IMAGE SOURCE, AFP Image caption, The gun makers called Mexico’s lawsuit a “clash of national values”
Mexico is seeking billions in damages, accusing manufacturers of facilitating the illegal trafficking of weapons.
The firms, including Smith & Wesson, argue their sales are constitutionally protected in the US, calling Mexico’s lawsuit a “clash of national values”.
In 2019 alone, some 17,000 murders in Mexico were linked to trafficked arms.
Mexico’s strict rules on arms sales mean they can only be purchased legally at one shop in Mexico City.
Mexico says criminal organisations therefore buy thousands of weapons in the US. A US department found that some 70% of firearms recovered in Mexico between 2014 and 2018 had come from the US.
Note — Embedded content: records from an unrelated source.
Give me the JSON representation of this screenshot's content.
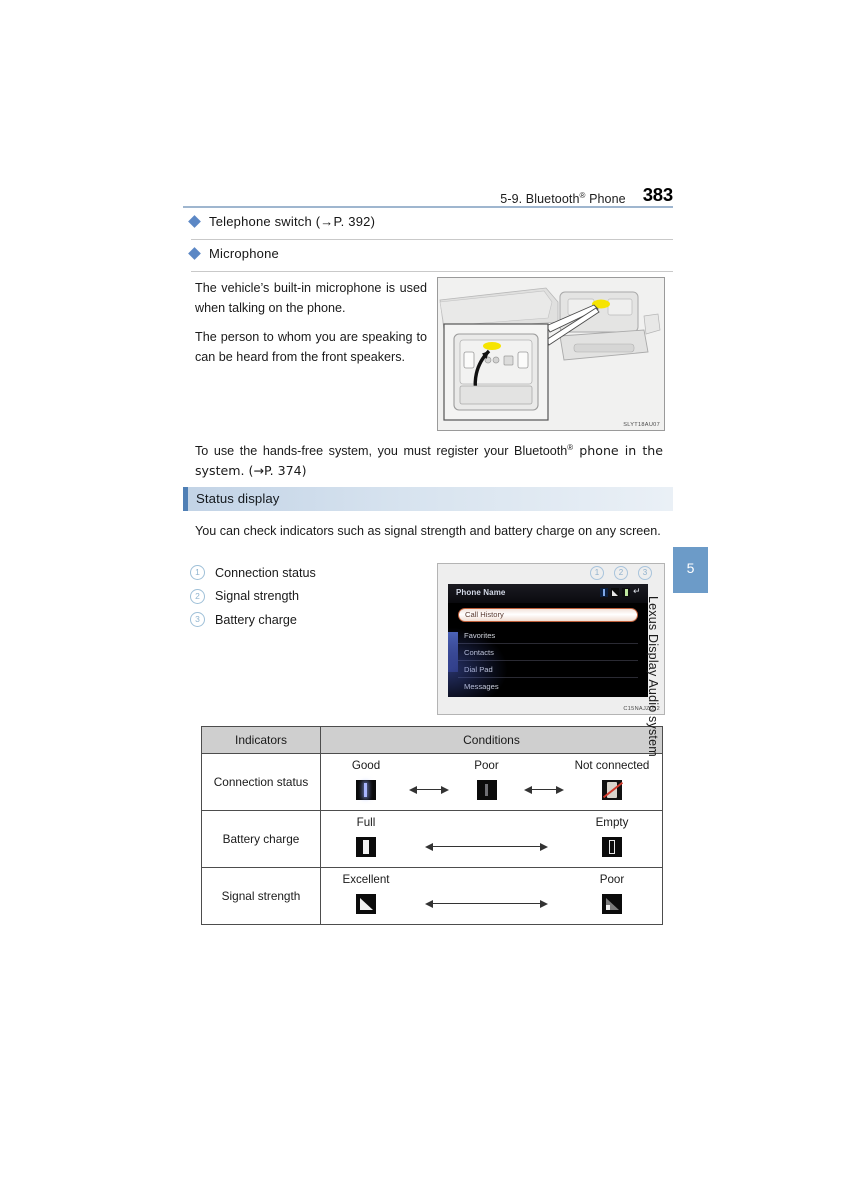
{
  "header": {
    "section": "5-9. Bluetooth",
    "section_sup": "®",
    "section_tail": " Phone",
    "page_number": "383"
  },
  "sections": [
    {
      "label": "Telephone switch (→P. 392)"
    },
    {
      "label": "Microphone"
    }
  ],
  "microphone": {
    "paragraph_1": "The vehicle’s built-in microphone is used when talking on the phone.",
    "paragraph_2": "The person to whom you are speaking to can be heard from the front speakers.",
    "figure_caption": "SLYT18AU07"
  },
  "handsfree_note": {
    "text_before": "To use the hands-free system, you must register your Bluetooth",
    "sup": "®",
    "text_after": " phone in the system. (→P. 374)"
  },
  "status_display": {
    "banner_label": "Status display",
    "intro": "You can check indicators such as signal strength and battery charge on any screen.",
    "legend": [
      {
        "num": "1",
        "label": "Connection status"
      },
      {
        "num": "2",
        "label": "Signal strength"
      },
      {
        "num": "3",
        "label": "Battery charge"
      }
    ],
    "screen": {
      "title": "Phone Name",
      "menu": [
        "Call History",
        "Favorites",
        "Contacts",
        "Dial Pad",
        "Messages"
      ],
      "status_icons": [
        "bluetooth-icon",
        "signal-icon",
        "battery-icon",
        "back-icon"
      ],
      "callouts": [
        "1",
        "2",
        "3"
      ],
      "figure_caption": "C15NAJZ052"
    }
  },
  "table": {
    "headers": {
      "indicators": "Indicators",
      "conditions": "Conditions"
    },
    "rows": [
      {
        "indicator": "Connection status",
        "states": [
          "Good",
          "Poor",
          "Not connected"
        ],
        "icons": [
          "bluetooth-good-icon",
          "bluetooth-poor-icon",
          "bluetooth-disconnected-icon"
        ]
      },
      {
        "indicator": "Battery charge",
        "states": [
          "Full",
          "Empty"
        ],
        "icons": [
          "battery-full-icon",
          "battery-empty-icon"
        ]
      },
      {
        "indicator": "Signal strength",
        "states": [
          "Excellent",
          "Poor"
        ],
        "icons": [
          "signal-excellent-icon",
          "signal-poor-icon"
        ]
      }
    ]
  },
  "side_tab": {
    "chapter_number": "5",
    "chapter_title": "Lexus Display Audio system"
  },
  "colors": {
    "accent_blue": "#5b87c5",
    "tab_blue": "#6c9bc8",
    "banner_bar": "#4f7fb5",
    "rule": "#9fb6cf"
  }
}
It said the companies had sold “ever-more lethal” weapons without “mechanisms of security or traceability”.
On Monday the gun makers, including Glock, Colt’s and Baretta, said in a motion to dismiss that their firearms were purchased lawfully in the US and that the sales were protected by the US constitution.
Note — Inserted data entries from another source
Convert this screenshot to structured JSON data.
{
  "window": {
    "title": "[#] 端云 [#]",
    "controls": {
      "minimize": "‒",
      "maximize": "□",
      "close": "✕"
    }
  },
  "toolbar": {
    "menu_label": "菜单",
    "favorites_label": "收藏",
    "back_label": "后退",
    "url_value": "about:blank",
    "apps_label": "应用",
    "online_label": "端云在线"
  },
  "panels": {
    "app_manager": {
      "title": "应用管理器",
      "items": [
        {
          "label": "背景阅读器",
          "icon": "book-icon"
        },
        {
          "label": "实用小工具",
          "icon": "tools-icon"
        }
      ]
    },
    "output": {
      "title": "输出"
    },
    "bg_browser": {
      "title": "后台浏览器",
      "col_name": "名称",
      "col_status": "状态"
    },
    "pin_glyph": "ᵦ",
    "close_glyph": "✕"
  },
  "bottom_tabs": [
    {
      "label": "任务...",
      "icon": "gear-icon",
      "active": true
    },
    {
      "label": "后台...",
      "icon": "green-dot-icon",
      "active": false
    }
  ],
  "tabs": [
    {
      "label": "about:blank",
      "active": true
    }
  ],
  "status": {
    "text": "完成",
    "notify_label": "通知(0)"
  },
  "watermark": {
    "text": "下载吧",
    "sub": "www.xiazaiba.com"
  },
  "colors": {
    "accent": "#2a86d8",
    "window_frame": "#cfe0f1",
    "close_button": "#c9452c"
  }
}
The firms said that while Mexico had acted to eliminate private gun ownership, the US recognised the right to keep and bear arms, and that Mexico could not apply its gun laws across borders.
They said Mexico was seeking to “bankrupt US gun makers” and the lawsuit “threatens America’s constitutional freedoms”.
Several Mexican governments have in the past urged the United States to halt illicit trafficking of firearms.